Mülteci ya da işçi kampları gibi düzenli göçmen konaklama bölgelerinde bulunan göçmenlere ek olarak, göz ardı edilmemesi gereken bir başka göçmen grubu da düzensiz göçmenlerdir. Birçok ülkenin virüsün yayılmasını önlemek için uluslararası insan hareketliliğini durdurmaya karar vermesiyle, ev sahibi ülkeden uzaklaştırılmalarına karar verilen düzensiz göçmenler gözaltı merkezlerinde tutulmak zorunda kalmışlardır. Bu merkezlerin koşulları ise uluslararası camiada yankı bulduğu üzere kapasite üstü kalabalıklığı, sağlık hizmetlerine erişimin yetersizliği ve hijyen koşullarının zayıflığı ile bilinmektedir.
Özetle, salgınla mücadele sürecinde yürütülen uygulamalar ve alınan tedbirlerde göçmenlerin göz ardı edilmemesi hayati önem taşımaktadır. Göçmen işçiler için hayata geçirilebilecek ekonomik etki azaltma tedbirleri sayesinde bu kişilere güvenli bir alan sağlanması mümkündür.
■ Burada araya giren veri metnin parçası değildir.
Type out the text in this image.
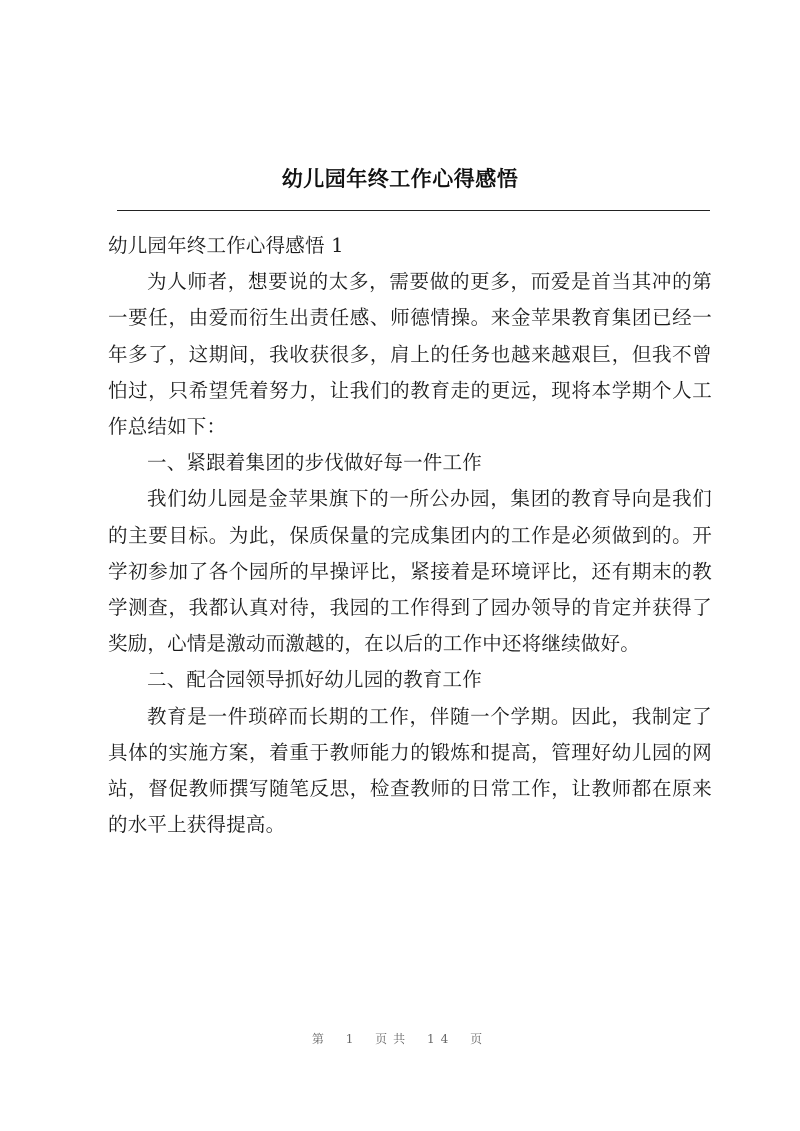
幼儿园年终工作心得感悟

幼儿园年终工作心得感悟 1

为人师者，想要说的太多，需要做的更多，而爱是首当其冲的第一要任，由爱而衍生出责任感、师德情操。来金苹果教育集团已经一年多了，这期间，我收获很多，肩上的任务也越来越艰巨，但我不曾怕过，只希望凭着努力，让我们的教育走的更远，现将本学期个人工作总结如下：

一、紧跟着集团的步伐做好每一件工作

我们幼儿园是金苹果旗下的一所公办园，集团的教育导向是我们的主要目标。为此，保质保量的完成集团内的工作是必须做到的。开学初参加了各个园所的早操评比，紧接着是环境评比，还有期末的教学测查，我都认真对待，我园的工作得到了园办领导的肯定并获得了奖励，心情是激动而激越的，在以后的工作中还将继续做好。

二、配合园领导抓好幼儿园的教育工作

教育是一件琐碎而长期的工作，伴随一个学期。因此，我制定了具体的实施方案，着重于教师能力的锻炼和提高，管理好幼儿园的网站，督促教师撰写随笔反思，检查教师的日常工作，让教师都在原来的水平上获得提高。

第 1 页共 14 页
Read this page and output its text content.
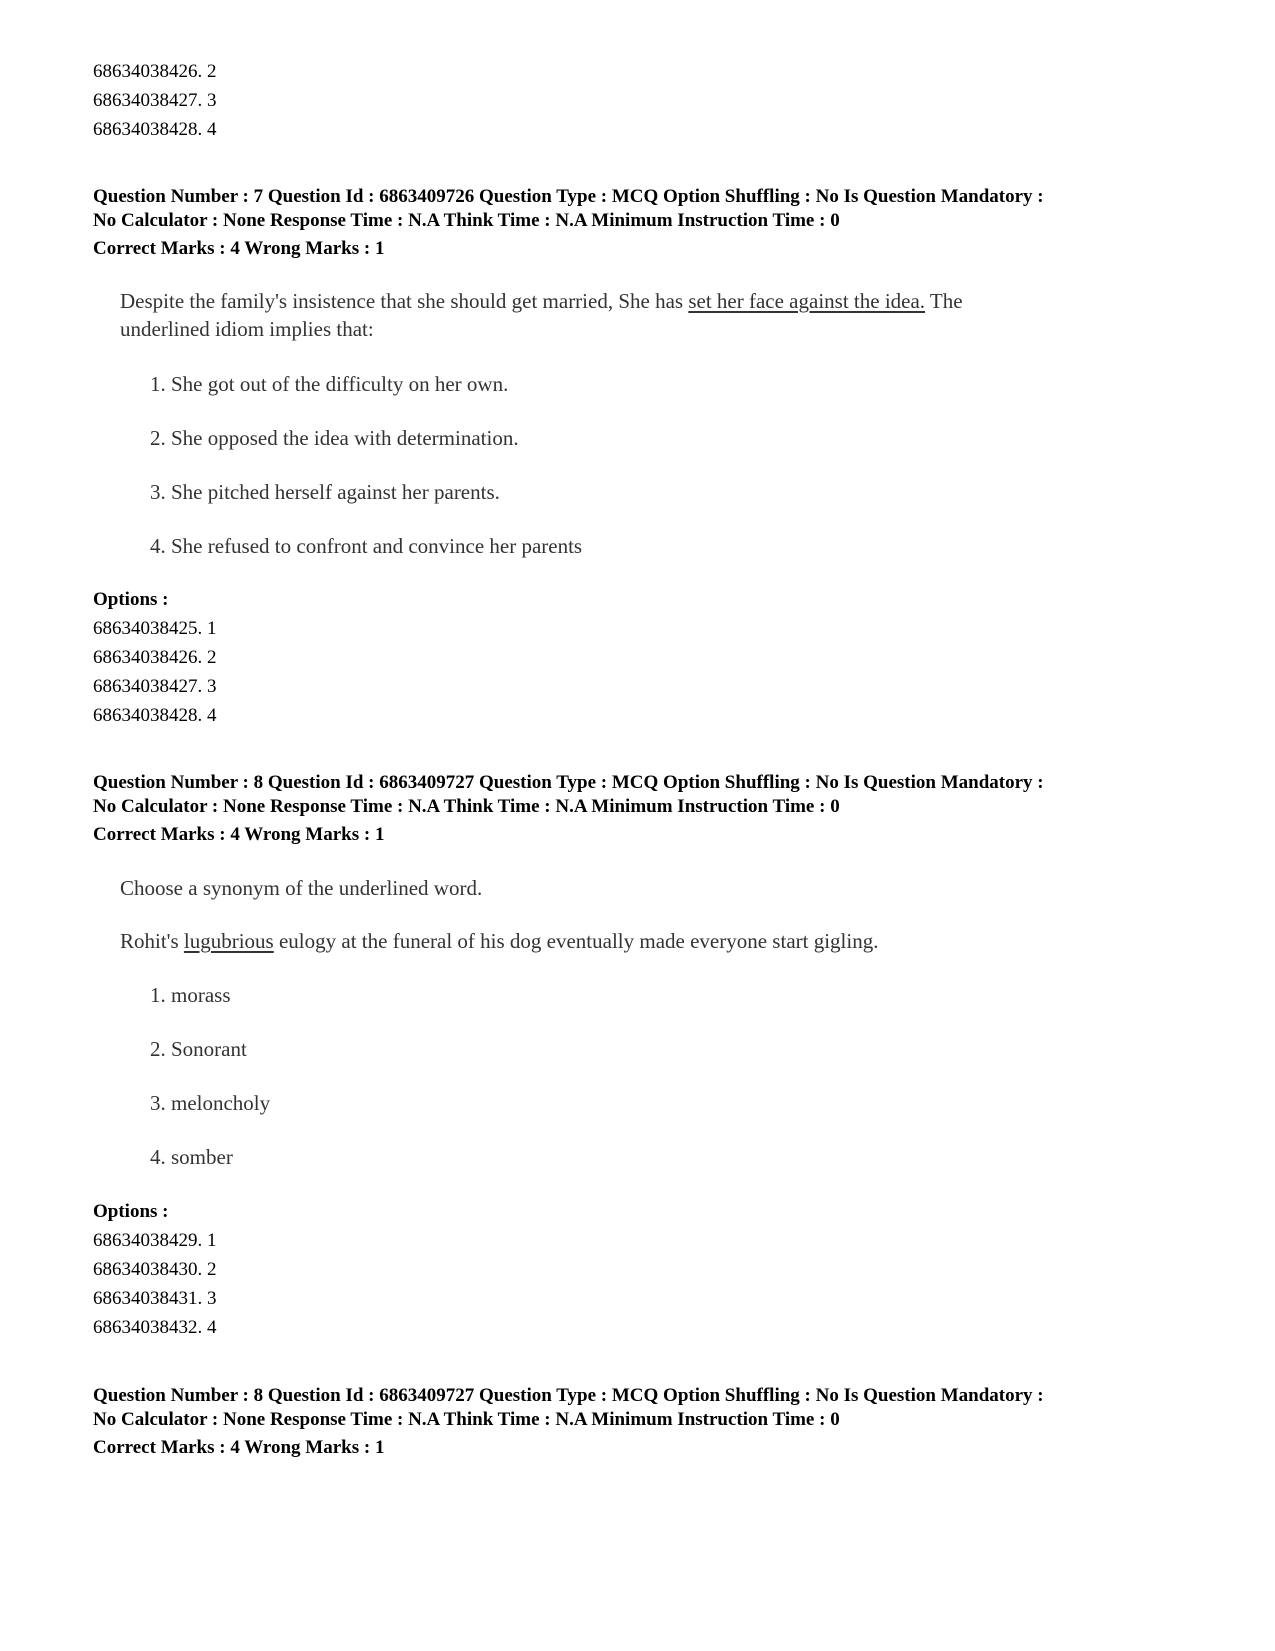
68634038426. 2
68634038427. 3
68634038428. 4
Question Number : 7 Question Id : 6863409726 Question Type : MCQ Option Shuffling : No Is Question Mandatory :
No Calculator : None Response Time : N.A Think Time : N.A Minimum Instruction Time : 0
Correct Marks : 4 Wrong Marks : 1
Despite the family's insistence that she should get married, She has set her face against the idea. The
underlined idiom implies that:
1. She got out of the difficulty on her own.
2. She opposed the idea with determination.
3. She pitched herself against her parents.
4. She refused to confront and convince her parents
Options :
68634038425. 1
68634038426. 2
68634038427. 3
68634038428. 4
Question Number : 8 Question Id : 6863409727 Question Type : MCQ Option Shuffling : No Is Question Mandatory :
No Calculator : None Response Time : N.A Think Time : N.A Minimum Instruction Time : 0
Correct Marks : 4 Wrong Marks : 1
Choose a synonym of the underlined word.
Rohit's lugubrious eulogy at the funeral of his dog eventually made everyone start gigling.
1. morass
2. Sonorant
3. meloncholy
4. somber
Options :
68634038429. 1
68634038430. 2
68634038431. 3
68634038432. 4
Question Number : 8 Question Id : 6863409727 Question Type : MCQ Option Shuffling : No Is Question Mandatory :
No Calculator : None Response Time : N.A Think Time : N.A Minimum Instruction Time : 0
Correct Marks : 4 Wrong Marks : 1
Esasen sağlık krizinin derinleşmemesi için bu tür tedbirlerin alınması elzemdir. Mültecilerin yaşama alanlarında ise gerekli sağlık ve hijyen koşullarının sağlandığından emin olunmalıdır. Ayrıca kriz döneminde toplum içerisinde yabancı düşmanlığı ve göçmenlere karşı ayrımcılık davranışlarının ortaya çıkma ihtimalinin olduğu göz önüne alınmalı ve bu konuda da tedbirler geliştirilmelidir.